Mitigation: It’s a good word and a better action
Mitigation. It’s a word seldom voiced or written in the raft of stories we see every day now on climate change. Instead, that conversation is mainly focused on our ability to adapt to global warming and the climate chaos that promises to follow.
Take, for instance, this week’s story by Sharon Begley of Newsweek. It’s a good story. It talks about the increasing storms of today, the harrowing future of tomorrow, the history of global warming, and what cities and states are, or aren’t doing, to prepare for the future (just 14 states were planning or taking action to address climate change). In fact, in you haven’t read Mark Hertsgaard‘s excellent book Hot – Living Through the Next Fifty Years on Earth, then read Begley’s piece, which is essentially a primer for the book.
But, like most stories on climate change, the focus of the Newsweek story is skewed right from the start, where the headline reads, in part, “how adapting to the inevitable might be our only option.”
But that’s not true. Because without mitigation, all the adaptation in the world won’t matter. It’s not an either-or proposition. There’s no doubt we’ll need to adapt to the changing environment regardless of how much we may try to mitigate global warming in the future. But without also addressing and limiting things like the carbon dioxide in our atmosphere or factory farming or our insatiable consumption, adaptation alone will not save us or the planet.

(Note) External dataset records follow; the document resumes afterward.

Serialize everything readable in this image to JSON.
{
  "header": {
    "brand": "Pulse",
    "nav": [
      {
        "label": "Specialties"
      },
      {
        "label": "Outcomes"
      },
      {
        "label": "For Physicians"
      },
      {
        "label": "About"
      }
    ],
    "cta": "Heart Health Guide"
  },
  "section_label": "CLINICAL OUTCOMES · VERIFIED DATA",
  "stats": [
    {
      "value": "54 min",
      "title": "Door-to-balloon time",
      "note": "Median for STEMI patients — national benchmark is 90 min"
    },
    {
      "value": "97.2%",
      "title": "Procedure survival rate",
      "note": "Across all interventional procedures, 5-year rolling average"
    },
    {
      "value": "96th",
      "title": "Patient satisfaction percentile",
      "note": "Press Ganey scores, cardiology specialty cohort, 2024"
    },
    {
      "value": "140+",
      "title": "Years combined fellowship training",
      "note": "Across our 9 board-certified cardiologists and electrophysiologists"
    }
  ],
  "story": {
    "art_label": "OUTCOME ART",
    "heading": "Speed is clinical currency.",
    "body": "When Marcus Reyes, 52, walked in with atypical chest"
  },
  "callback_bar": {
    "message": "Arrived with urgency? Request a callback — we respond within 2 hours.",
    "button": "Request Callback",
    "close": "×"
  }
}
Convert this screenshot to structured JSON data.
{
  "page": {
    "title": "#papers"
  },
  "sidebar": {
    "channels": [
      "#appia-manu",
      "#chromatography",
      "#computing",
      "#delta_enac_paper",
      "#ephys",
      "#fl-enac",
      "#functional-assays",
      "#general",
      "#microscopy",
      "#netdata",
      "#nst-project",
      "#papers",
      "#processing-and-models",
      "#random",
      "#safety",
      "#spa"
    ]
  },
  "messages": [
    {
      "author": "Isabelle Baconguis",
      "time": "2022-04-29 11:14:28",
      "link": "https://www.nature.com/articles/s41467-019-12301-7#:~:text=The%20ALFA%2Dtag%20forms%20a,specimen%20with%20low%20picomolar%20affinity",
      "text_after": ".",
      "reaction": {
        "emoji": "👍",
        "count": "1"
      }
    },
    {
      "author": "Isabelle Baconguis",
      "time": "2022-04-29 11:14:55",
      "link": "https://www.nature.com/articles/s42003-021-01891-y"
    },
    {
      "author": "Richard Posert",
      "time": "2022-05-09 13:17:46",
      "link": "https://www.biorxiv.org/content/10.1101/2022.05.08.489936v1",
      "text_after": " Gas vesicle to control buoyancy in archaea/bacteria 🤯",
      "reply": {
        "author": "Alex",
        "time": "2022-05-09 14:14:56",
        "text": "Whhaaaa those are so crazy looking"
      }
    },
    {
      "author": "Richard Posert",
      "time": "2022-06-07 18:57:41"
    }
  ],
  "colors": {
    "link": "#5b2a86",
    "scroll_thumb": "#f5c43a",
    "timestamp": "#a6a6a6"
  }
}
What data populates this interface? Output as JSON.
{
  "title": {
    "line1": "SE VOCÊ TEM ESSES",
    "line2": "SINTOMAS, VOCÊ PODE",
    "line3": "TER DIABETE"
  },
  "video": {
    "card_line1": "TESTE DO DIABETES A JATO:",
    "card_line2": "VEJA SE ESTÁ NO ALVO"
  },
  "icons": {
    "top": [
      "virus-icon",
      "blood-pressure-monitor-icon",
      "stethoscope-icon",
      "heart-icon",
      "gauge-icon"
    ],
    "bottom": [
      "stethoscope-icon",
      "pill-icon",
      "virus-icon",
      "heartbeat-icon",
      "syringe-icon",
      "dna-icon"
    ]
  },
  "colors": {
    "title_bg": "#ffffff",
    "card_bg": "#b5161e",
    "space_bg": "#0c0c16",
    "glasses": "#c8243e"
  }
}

“We basically have three choices: mitigation, adaptation and suffering. We’re already doing some of each and will do more of all three. The question is what the mix will be. The more mitigation we do, the less adaptation will be required, and the less suffering there will be.”
But so far, mitigation has barely entered the global conversation. And that needs to change first, before it has any chance of being a bigger part of the mix.